In the article, “Statins (Crestor) for Everyone?”, I wrote about how the AstraZeneca-funded JUPITER study (JUPITER stands for “Justification for the Use of Statins in Primary Prevention: an Intervention Trial Evaluating Rosuvastatin”) made a case for putting many more people on statins, especially on AstraZeneca's own Crestor. In the article, I pointed out several troubling facts, including that studies funded by pharmaceutical companies are much more likely to have positive results than those that are not industry-funded, and that many of the “news stories” about the JUPITER study reported “the facts” of this study, almost word for word, as they appeared in AstraZeneca’s press release.
In her November 14, 2008 Columbia Journalism Review article, "Science Reporting by Press Release,” Cristine Russell calls this kind of “reporting” the “dirty little secret of journalism.”
The subject came up recently in a conversation I had with Burt Berkson, MD, PhD, pioneer in the use of alpha lipoic acid, and more recently, of low dose naltrexone (LDN), as well, for treating some very serious diseases and conditions -- without the side effects of more toxic pharmaceuticals. Dr. Berkson was telling me that, at one of the conferences he spoke at, LDN researcher Dr. Maira Gironi told about the wonderful results she was having in Italy, reversing multiple sclerosis with LDN. (You may read about Dr. Gironi's work with LDN here, here and here.)
Dr. Berkson noted: “But you hear nothing about it because there are no very wealthy corporations promoting it.”
His words brought to mind the fact that Dr. Gironi had presented a paper on this study at the 60th annual meeting of the American Academy of Neurology in Chicago, in April, 2008, around the same time that I was interviewing several of the LDN patient and physician advocates for my article, “Four Lifesaving Medical Treatments: Not So ‘Anecdotal,’ After All.” Everyone I spoke with was excited about the very positive results Dr. Gironi was getting in Italy with LDN for MS. They were eager for her paper to be presented at the AAN meeting in Chicago.

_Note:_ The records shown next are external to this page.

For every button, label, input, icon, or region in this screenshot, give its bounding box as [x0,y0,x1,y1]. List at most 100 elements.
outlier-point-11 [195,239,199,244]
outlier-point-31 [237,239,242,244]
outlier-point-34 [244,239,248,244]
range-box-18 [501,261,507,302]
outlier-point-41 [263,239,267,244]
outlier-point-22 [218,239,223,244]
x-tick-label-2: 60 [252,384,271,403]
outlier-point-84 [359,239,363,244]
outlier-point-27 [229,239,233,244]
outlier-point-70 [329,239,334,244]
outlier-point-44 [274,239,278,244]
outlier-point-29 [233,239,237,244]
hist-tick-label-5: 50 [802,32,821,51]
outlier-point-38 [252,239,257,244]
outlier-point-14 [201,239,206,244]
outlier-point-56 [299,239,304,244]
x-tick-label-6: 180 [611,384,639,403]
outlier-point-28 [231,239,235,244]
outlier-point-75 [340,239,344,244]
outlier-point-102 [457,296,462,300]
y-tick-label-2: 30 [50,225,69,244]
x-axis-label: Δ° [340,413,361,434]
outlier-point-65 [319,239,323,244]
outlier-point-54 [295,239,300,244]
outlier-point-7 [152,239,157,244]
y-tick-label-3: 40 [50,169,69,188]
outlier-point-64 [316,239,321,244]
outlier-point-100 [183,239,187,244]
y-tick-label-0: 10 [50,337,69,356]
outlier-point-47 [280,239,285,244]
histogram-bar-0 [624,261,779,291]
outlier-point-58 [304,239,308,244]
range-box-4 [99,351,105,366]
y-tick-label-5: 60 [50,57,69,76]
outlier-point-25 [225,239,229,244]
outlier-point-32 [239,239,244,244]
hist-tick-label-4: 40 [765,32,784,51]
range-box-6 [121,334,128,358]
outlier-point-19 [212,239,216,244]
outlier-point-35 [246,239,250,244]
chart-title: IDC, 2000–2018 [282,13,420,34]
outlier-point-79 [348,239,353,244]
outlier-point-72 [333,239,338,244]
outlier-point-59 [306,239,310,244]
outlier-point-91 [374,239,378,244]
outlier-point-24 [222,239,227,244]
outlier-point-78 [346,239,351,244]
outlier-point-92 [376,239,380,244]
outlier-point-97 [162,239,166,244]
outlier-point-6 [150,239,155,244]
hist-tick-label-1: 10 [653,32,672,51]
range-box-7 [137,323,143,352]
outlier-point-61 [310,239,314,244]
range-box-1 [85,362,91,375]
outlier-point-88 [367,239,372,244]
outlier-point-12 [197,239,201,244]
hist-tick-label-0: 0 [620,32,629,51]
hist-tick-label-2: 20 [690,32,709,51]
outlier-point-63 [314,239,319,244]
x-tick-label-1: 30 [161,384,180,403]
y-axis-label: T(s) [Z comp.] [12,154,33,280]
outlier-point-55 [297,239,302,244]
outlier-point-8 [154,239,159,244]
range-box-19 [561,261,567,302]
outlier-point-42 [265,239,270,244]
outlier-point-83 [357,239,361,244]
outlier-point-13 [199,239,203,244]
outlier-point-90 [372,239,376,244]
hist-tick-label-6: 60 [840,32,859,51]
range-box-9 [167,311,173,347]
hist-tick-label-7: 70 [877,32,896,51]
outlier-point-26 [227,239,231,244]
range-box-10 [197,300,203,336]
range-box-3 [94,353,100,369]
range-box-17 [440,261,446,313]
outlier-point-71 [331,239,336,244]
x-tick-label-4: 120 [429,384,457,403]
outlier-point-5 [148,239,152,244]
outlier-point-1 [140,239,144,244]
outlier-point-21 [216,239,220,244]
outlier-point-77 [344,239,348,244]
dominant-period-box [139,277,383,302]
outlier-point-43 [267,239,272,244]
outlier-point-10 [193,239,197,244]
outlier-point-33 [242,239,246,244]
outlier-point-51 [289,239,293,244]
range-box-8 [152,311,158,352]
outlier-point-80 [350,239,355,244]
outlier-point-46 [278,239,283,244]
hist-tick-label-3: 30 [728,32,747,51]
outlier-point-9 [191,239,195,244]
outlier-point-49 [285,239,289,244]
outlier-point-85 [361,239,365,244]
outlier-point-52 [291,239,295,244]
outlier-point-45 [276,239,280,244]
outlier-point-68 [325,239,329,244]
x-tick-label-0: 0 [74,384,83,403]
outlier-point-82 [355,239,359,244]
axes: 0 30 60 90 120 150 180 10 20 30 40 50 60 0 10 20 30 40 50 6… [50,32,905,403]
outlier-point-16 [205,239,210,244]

Indeed, Dr. Gironi did present the paper on LDN. But, as Dr. Berkson noted in our conversation, there were no big press announcements about her paper.
So, I went online to see what had happened –- and why there was such silence.
What I found was that, while there had been silence surrounding the LDN study (which had no pharmaceutical company backing), at the same conference one of Dr. Gironi’s LDN co-investigators, Dr. Giancarlo Comi, had also presented a paper on another MS drug, FTY720 (fingolimod). The research on this drug had been funded by the pharmaceutical company, Novartis.
News stories about this pharmaceutical-company-funded study/presentation abounded. The drug was called a “novel oral therapy.”
But then, I began to notice something very curious: ALL the “news stories” about fingolimod had the same identical wording, from beginning to end.
I knew exactly where to go to learn where the wording had come from. There it was, in the April 15, 2008 Novartis company press release, titled “FTY720, a novel oral therapy in development for MS, shows sustained benefits for the majority of patients after three years of treatment.”
Then, I went to medicalnewstoday.com, which boasts that it is “the largest independent health and medical news website on the Internet.” Well, not so independent, after all -- because there it was, on the very same date (April 15, 2008), a news “article,” titled -– Surprise! -- “FTY720, a novel oral therapy in development for MS, shows sustained benefits for the majority of patients after three years of treatment,” with the same exact wording as the Novartis press release.
And the same day, on www.bio-medicine.org, which purports to contain “the latest biology and medical news,” this identically titled article ran: “FTY720, a novel oral therapy in development for MS, shows sustained benefits for the majority of patients after three years of treatment.”
Is this why the “big news” to come out of the AAN meeting was NOT about low dose naltrexone, but rather, about a pharmaceutical company-funded drug? What do you think?
To learn about how Big Pharma also writes (or commissions to have written) the "scientific" medical journal articles about the pharmaceuticals they "study" and manufacture, read Dr. John Abramson's Overdosed America and Melody Petersen's Our Daily Meds. In addition, there is a wonderful PBS interview with Ms. Petersen, in which she talks about this phenomenon (she says the pharmaceutical industry calls it "publication planning").